The world leader in technology, entertainment, communications, and media, AT&T which is also considered as Fortune 10 company has committed to cut off the heavy debt load in 2019 via undertaking variety of measures which also includes a review of their non-core assets which includes its stake in Hulu, video streaming company in a possible sale.
AT&T is the second-largest wireless carrier in the U.S. revealed in an analyst meeting in the Big Apple by saying that they are going to pay around $18 billion up to $20 billion of their debt before 2019 ends. AT&T is going to generate around $8 billion in cash by selling some of their assets.
AT&T share has reportedly risen to 1 percent in a few hours trade in the middle of a presentation is now down by 21 percent as the investors seem concerned about the heavy debt of the company that sums up around $183 billion on 30th September after AT&T purchased Time Warner, media company.
The company has revealed that they are expecting a flow of free-cash of around $26 billion, above the mean estimate of approximately $24.84 billion which were made by their analysts, as per the IBES data that comes from Refinitiv.

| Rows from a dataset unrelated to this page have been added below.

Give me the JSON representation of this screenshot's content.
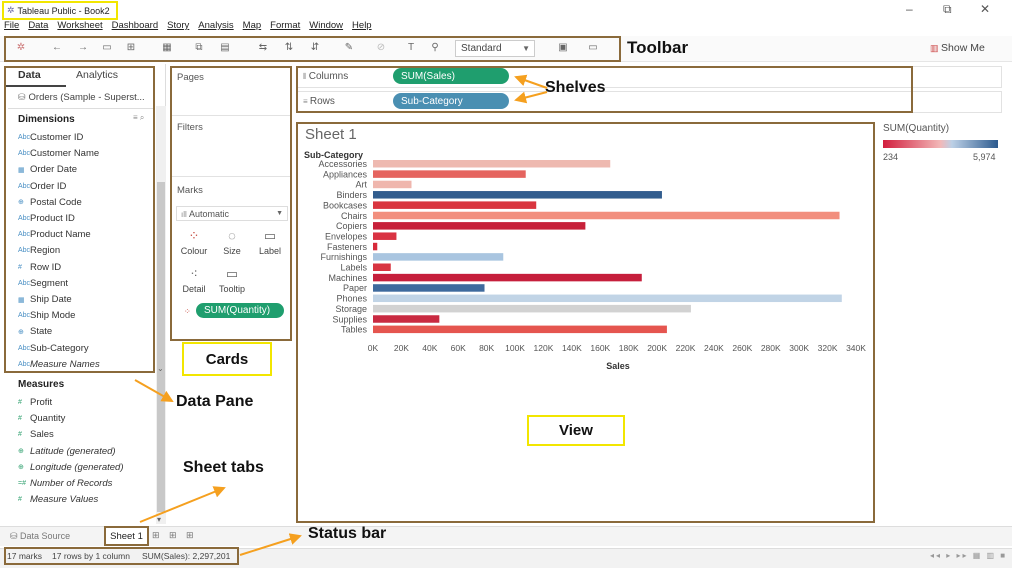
{
  "window": {
    "title": "Tableau Public - Book2",
    "minimize": "–",
    "restore": "⧉",
    "close": "✕"
  },
  "menu": [
    "File",
    "Data",
    "Worksheet",
    "Dashboard",
    "Story",
    "Analysis",
    "Map",
    "Format",
    "Window",
    "Help"
  ],
  "toolbar": {
    "fit_select": "Standard",
    "show_me": "Show Me"
  },
  "data_pane": {
    "tabs": [
      "Data",
      "Analytics"
    ],
    "source": "Orders (Sample - Superst...",
    "dimensions_heading": "Dimensions",
    "dimensions": [
      {
        "icon": "Abc",
        "label": "Customer ID"
      },
      {
        "icon": "Abc",
        "label": "Customer Name"
      },
      {
        "icon": "▦",
        "label": "Order Date"
      },
      {
        "icon": "Abc",
        "label": "Order ID"
      },
      {
        "icon": "⊕",
        "label": "Postal Code"
      },
      {
        "icon": "Abc",
        "label": "Product ID"
      },
      {
        "icon": "Abc",
        "label": "Product Name"
      },
      {
        "icon": "Abc",
        "label": "Region"
      },
      {
        "icon": "#",
        "label": "Row ID"
      },
      {
        "icon": "Abc",
        "label": "Segment"
      },
      {
        "icon": "▦",
        "label": "Ship Date"
      },
      {
        "icon": "Abc",
        "label": "Ship Mode"
      },
      {
        "icon": "⊕",
        "label": "State"
      },
      {
        "icon": "Abc",
        "label": "Sub-Category"
      },
      {
        "icon": "Abc",
        "label": "Measure Names"
      }
    ],
    "measures_heading": "Measures",
    "measures": [
      {
        "icon": "#",
        "label": "Profit"
      },
      {
        "icon": "#",
        "label": "Quantity"
      },
      {
        "icon": "#",
        "label": "Sales"
      },
      {
        "icon": "⊕",
        "label": "Latitude (generated)"
      },
      {
        "icon": "⊕",
        "label": "Longitude (generated)"
      },
      {
        "icon": "=#",
        "label": "Number of Records"
      },
      {
        "icon": "#",
        "label": "Measure Values"
      }
    ]
  },
  "cards": {
    "pages": "Pages",
    "filters": "Filters",
    "marks": "Marks",
    "mark_type": "Automatic",
    "buttons": [
      "Colour",
      "Size",
      "Label",
      "Detail",
      "Tooltip"
    ],
    "color_pill": "SUM(Quantity)"
  },
  "shelves": {
    "columns_label": "Columns",
    "columns_pill": "SUM(Sales)",
    "rows_label": "Rows",
    "rows_pill": "Sub-Category"
  },
  "view": {
    "sheet_title": "Sheet 1"
  },
  "legend": {
    "title": "SUM(Quantity)",
    "min": "234",
    "max": "5,974"
  },
  "sheet_tabs": {
    "data_source": "Data Source",
    "active_sheet": "Sheet 1"
  },
  "status": {
    "marks": "17 marks",
    "rows": "17 rows by 1 column",
    "sum": "SUM(Sales): 2,297,201"
  },
  "annotations": {
    "toolbar": "Toolbar",
    "shelves": "Shelves",
    "cards": "Cards",
    "data_pane": "Data Pane",
    "view": "View",
    "sheet_tabs": "Sheet tabs",
    "status_bar": "Status bar"
  },
  "colors": {
    "annotation_box": "#8a6a3b",
    "highlight": "#f2e600",
    "arrow": "#f5a01f",
    "measure_pill": "#1f9e6e",
    "dimension_pill": "#4a8fb2"
  },
  "chart_data": {
    "type": "bar",
    "orientation": "horizontal",
    "ylabel": "Sub-Category",
    "xlabel": "Sales",
    "xlim": [
      0,
      340000
    ],
    "xticks": [
      "0K",
      "20K",
      "40K",
      "60K",
      "80K",
      "100K",
      "120K",
      "140K",
      "160K",
      "180K",
      "200K",
      "220K",
      "240K",
      "260K",
      "280K",
      "300K",
      "320K",
      "340K"
    ],
    "categories": [
      "Accessories",
      "Appliances",
      "Art",
      "Binders",
      "Bookcases",
      "Chairs",
      "Copiers",
      "Envelopes",
      "Fasteners",
      "Furnishings",
      "Labels",
      "Machines",
      "Paper",
      "Phones",
      "Storage",
      "Supplies",
      "Tables"
    ],
    "values": [
      167000,
      107500,
      27100,
      203400,
      114900,
      328400,
      149500,
      16500,
      3000,
      91700,
      12500,
      189200,
      78500,
      330000,
      223800,
      46700,
      206900
    ],
    "colors": [
      "#eeb9b0",
      "#e5645f",
      "#efb6ad",
      "#325d8e",
      "#d9353f",
      "#f28f7e",
      "#c7213a",
      "#d93343",
      "#d72a3a",
      "#a9c5e0",
      "#d83441",
      "#c61f3c",
      "#3e6a9d",
      "#c1d4e6",
      "#d2d2d2",
      "#c92a41",
      "#e5554f"
    ]
  }
}
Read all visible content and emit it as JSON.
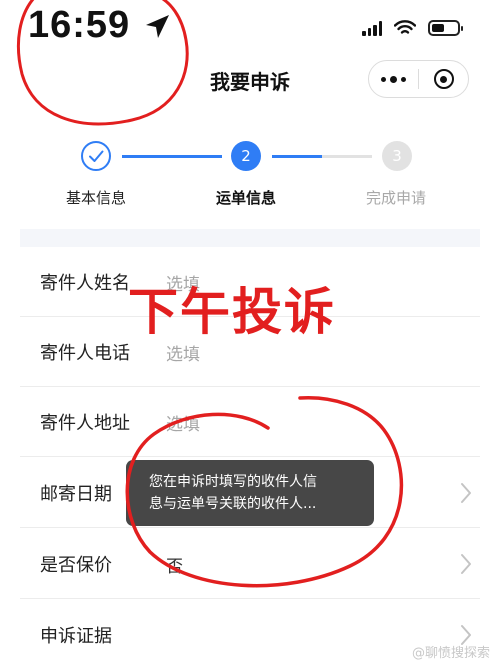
{
  "status_bar": {
    "time": "16:59"
  },
  "nav": {
    "title": "我要申诉"
  },
  "steps": [
    {
      "number": "1",
      "label": "基本信息",
      "state": "done"
    },
    {
      "number": "2",
      "label": "运单信息",
      "state": "active"
    },
    {
      "number": "3",
      "label": "完成申请",
      "state": "pending"
    }
  ],
  "form_rows": [
    {
      "label": "寄件人姓名",
      "value": "选填"
    },
    {
      "label": "寄件人电话",
      "value": "选填"
    },
    {
      "label": "寄件人地址",
      "value": "选填"
    },
    {
      "label": "邮寄日期",
      "value": ""
    },
    {
      "label": "是否保价",
      "value": "否"
    },
    {
      "label": "申诉证据",
      "value": ""
    }
  ],
  "toast": {
    "line1": "您在申诉时填写的收件人信",
    "line2": "息与运单号关联的收件人..."
  },
  "overlay_text": "下午投诉",
  "credit": "@聊愤搜探索",
  "colors": {
    "accent": "#2f7df5",
    "annotation_red": "#e21f1f",
    "placeholder": "#a6a6a6"
  }
}
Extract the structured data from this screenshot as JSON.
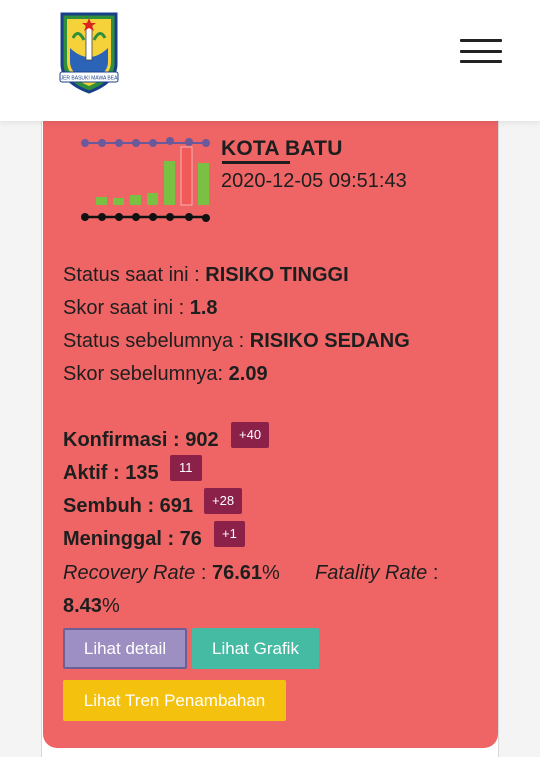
{
  "header": {
    "logo_icon": "east-java-province-emblem",
    "logo_motto": "JER BASUKI MAWA BEA",
    "menu_icon": "hamburger-menu-icon"
  },
  "card": {
    "city": "KOTA BATU",
    "timestamp": "2020-12-05 09:51:43",
    "status_now_label": "Status saat ini : ",
    "status_now_value": "RISIKO TINGGI",
    "score_now_label": "Skor saat ini : ",
    "score_now_value": "1.8",
    "status_prev_label": "Status sebelumnya : ",
    "status_prev_value": "RISIKO SEDANG",
    "score_prev_label": "Skor sebelumnya: ",
    "score_prev_value": "2.09",
    "confirmed_label": "Konfirmasi",
    "confirmed_value": " : 902",
    "confirmed_delta": "+40",
    "active_label": "Aktif",
    "active_value": " : 135",
    "active_delta": "11",
    "recovered_label": "Sembuh",
    "recovered_value": " : 691",
    "recovered_delta": "+28",
    "deaths_label": "Meninggal",
    "deaths_value": " : 76",
    "deaths_delta": "+1",
    "recovery_label": "Recovery Rate",
    "recovery_sep": " : ",
    "recovery_value": "76.61",
    "percent": "%",
    "fatality_label": "Fatality Rate",
    "fatality_sep": " :",
    "fatality_value": "8.43",
    "btn_detail": "Lihat detail",
    "btn_grafik": "Lihat Grafik",
    "btn_tren": "Lihat Tren Penambahan"
  },
  "colors": {
    "card_bg": "#ef6566",
    "badge_bg": "#8b2148",
    "btn_detail": "#9d8fc2",
    "btn_grafik": "#45bba4",
    "btn_tren": "#f4c10f",
    "bar_green": "#7ac143",
    "bar_red": "#ef6566",
    "dot_purple": "#8a79b8"
  }
}
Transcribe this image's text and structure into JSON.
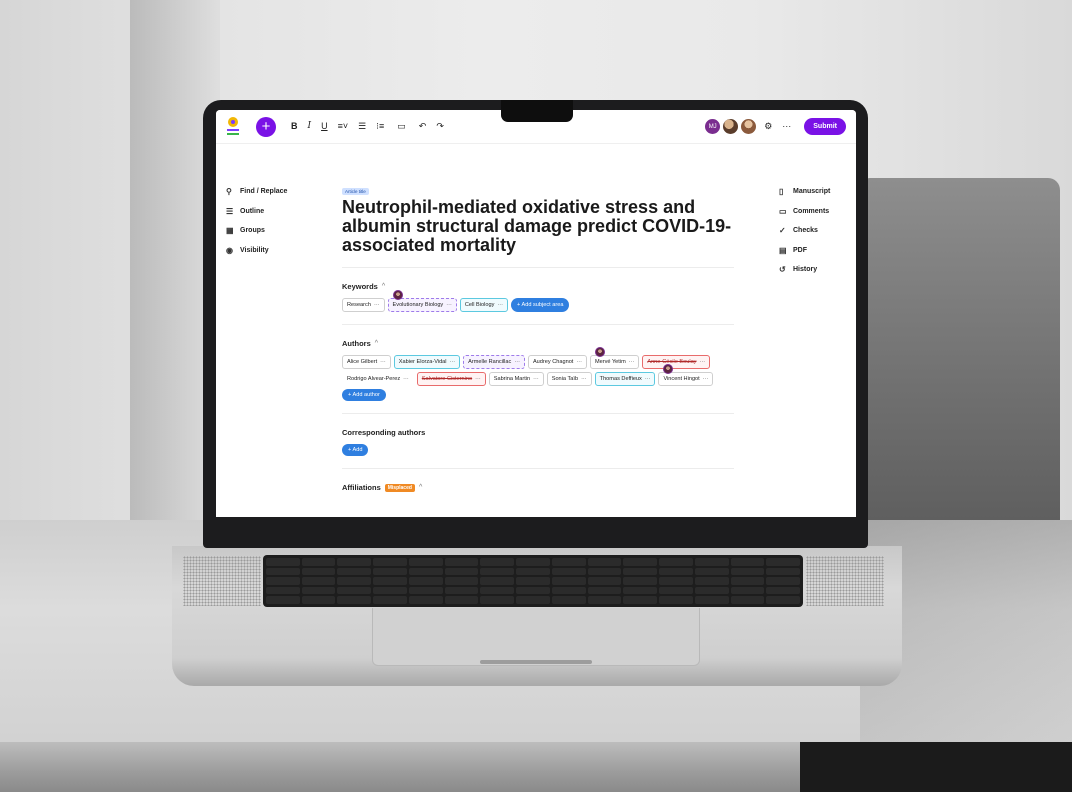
{
  "toolbar": {
    "icons": [
      "plus-icon",
      "bold-icon",
      "italic-icon",
      "underline-icon",
      "align-icon",
      "bullet-list-icon",
      "numbered-list-icon",
      "comment-add-icon",
      "undo-icon",
      "redo-icon",
      "settings-icon",
      "more-icon"
    ],
    "bold_label": "B",
    "italic_label": "I",
    "underline_label": "U",
    "avatar_initials": "MJ",
    "more_label": "···",
    "submit_label": "Submit"
  },
  "left_nav": {
    "items": [
      {
        "label": "Find / Replace",
        "icon": "search-icon"
      },
      {
        "label": "Outline",
        "icon": "outline-icon"
      },
      {
        "label": "Groups",
        "icon": "groups-icon"
      },
      {
        "label": "Visibility",
        "icon": "eye-icon"
      }
    ]
  },
  "right_nav": {
    "items": [
      {
        "label": "Manuscript",
        "icon": "document-icon"
      },
      {
        "label": "Comments",
        "icon": "comment-icon"
      },
      {
        "label": "Checks",
        "icon": "check-icon"
      },
      {
        "label": "PDF",
        "icon": "pdf-icon"
      },
      {
        "label": "History",
        "icon": "history-icon"
      }
    ]
  },
  "document": {
    "title_badge": "Article title",
    "title": "Neutrophil-mediated oxidative stress and albumin structural damage predict COVID-19-associated mortality",
    "keywords": {
      "heading": "Keywords",
      "chips": [
        {
          "label": "Research",
          "style": "default"
        },
        {
          "label": "Evolutionary Biology",
          "style": "purple"
        },
        {
          "label": "Cell Biology",
          "style": "cyan"
        }
      ],
      "add_label": "+ Add subject area"
    },
    "authors": {
      "heading": "Authors",
      "chips": [
        {
          "label": "Alice Gilbert",
          "style": "default"
        },
        {
          "label": "Xabier Elorza-Vidal",
          "style": "cyan"
        },
        {
          "label": "Armelle Rancillac",
          "style": "purple"
        },
        {
          "label": "Audrey Chagnot",
          "style": "default"
        },
        {
          "label": "Mervé Yetim",
          "style": "default"
        },
        {
          "label": "Anne-Cécile Boulay",
          "style": "red"
        },
        {
          "label": "Rodrigo Alvear-Perez",
          "style": "plain"
        },
        {
          "label": "Salvatore Cisternino",
          "style": "red"
        },
        {
          "label": "Sabrina Martin",
          "style": "default"
        },
        {
          "label": "Sonia Taïb",
          "style": "default"
        },
        {
          "label": "Thomas Deffieux",
          "style": "cyan"
        },
        {
          "label": "Vincent Hingot",
          "style": "default"
        }
      ],
      "add_label": "+ Add author"
    },
    "corresponding": {
      "heading": "Corresponding authors",
      "add_label": "+ Add"
    },
    "affiliations": {
      "heading": "Affiliations",
      "badge": "Misplaced"
    },
    "chip_more": "···",
    "chevron": "^"
  }
}
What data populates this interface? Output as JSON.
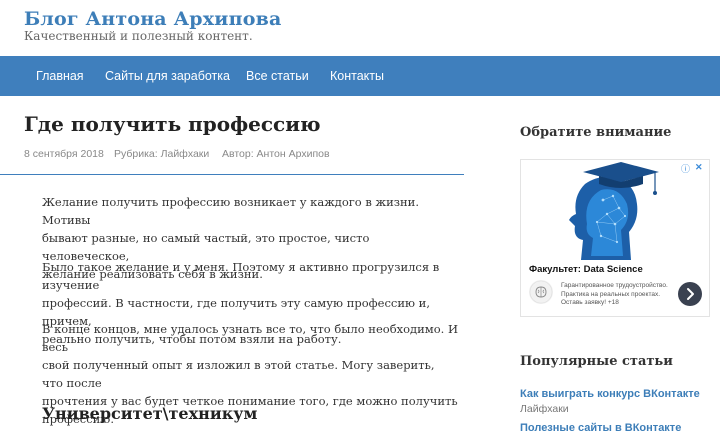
{
  "header": {
    "site_title": "Блог Антона Архипова",
    "site_description": "Качественный и полезный контент."
  },
  "nav": {
    "items": [
      {
        "label": "Главная"
      },
      {
        "label": "Сайты для заработка"
      },
      {
        "label": "Все статьи"
      },
      {
        "label": "Контакты"
      }
    ]
  },
  "post": {
    "title": "Где получить профессию",
    "date": "8 сентября 2018",
    "category": "Рубрика: Лайфхаки",
    "author": "Автор: Антон Архипов",
    "paragraphs": [
      [
        "Желание получить профессию возникает у каждого в жизни. Мотивы",
        "бывают разные, но самый частый, это простое, чисто человеческое,",
        "желание реализовать себя в жизни."
      ],
      [
        "Было такое желание и у меня. Поэтому я активно прогрузился в изучение",
        "профессий. В частности, где получить эту самую профессию и, причем,",
        "реально получить, чтобы потом взяли на работу."
      ],
      [
        "В конце концов, мне удалось узнать все то, что было необходимо. И весь",
        "свой полученный опыт я изложил в этой статье. Могу заверить, что после",
        "прочтения у вас будет четкое понимание того, где можно получить",
        "профессию."
      ]
    ],
    "section_heading": "Университет\\техникум"
  },
  "sidebar": {
    "attention_title": "Обратите внимание",
    "ad": {
      "headline": "Факультет: Data Science",
      "text": [
        "Гарантированное трудоустройство.",
        "Практика на реальных проектах.",
        "Оставь заявку! +18"
      ],
      "info_icon": "info-icon",
      "close_icon": "close-icon",
      "arrow_icon": "chevron-right-icon"
    },
    "popular_title": "Популярные статьи",
    "popular": [
      {
        "title": "Как выиграть конкурс ВКонтакте",
        "category": "Лайфхаки"
      },
      {
        "title": "Полезные сайты в ВКонтакте",
        "category": ""
      }
    ]
  },
  "colors": {
    "accent": "#3f7fbd",
    "link": "#3d7eb8",
    "ad_arrow": "#3a4150"
  }
}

AT&T also said that the rise in free cash flow is going to help them in achieving a year-net-debt that has a ratio range of 2.5 times.
AT&T has also provided the new details about the brand news streaming rival to the video streaming giant Netflix which is expected to be launched by the end of 2019 by the new segment of WarnerMedia which also includes Turner networks along with premium channel HBO.
The new line of product is going to include three types of service such as an entry-level package which primarily focuses on movies, a premium level tier that features original programming as well as the highest tier that will allow the subscriber to view the contents that are licensed from other providers.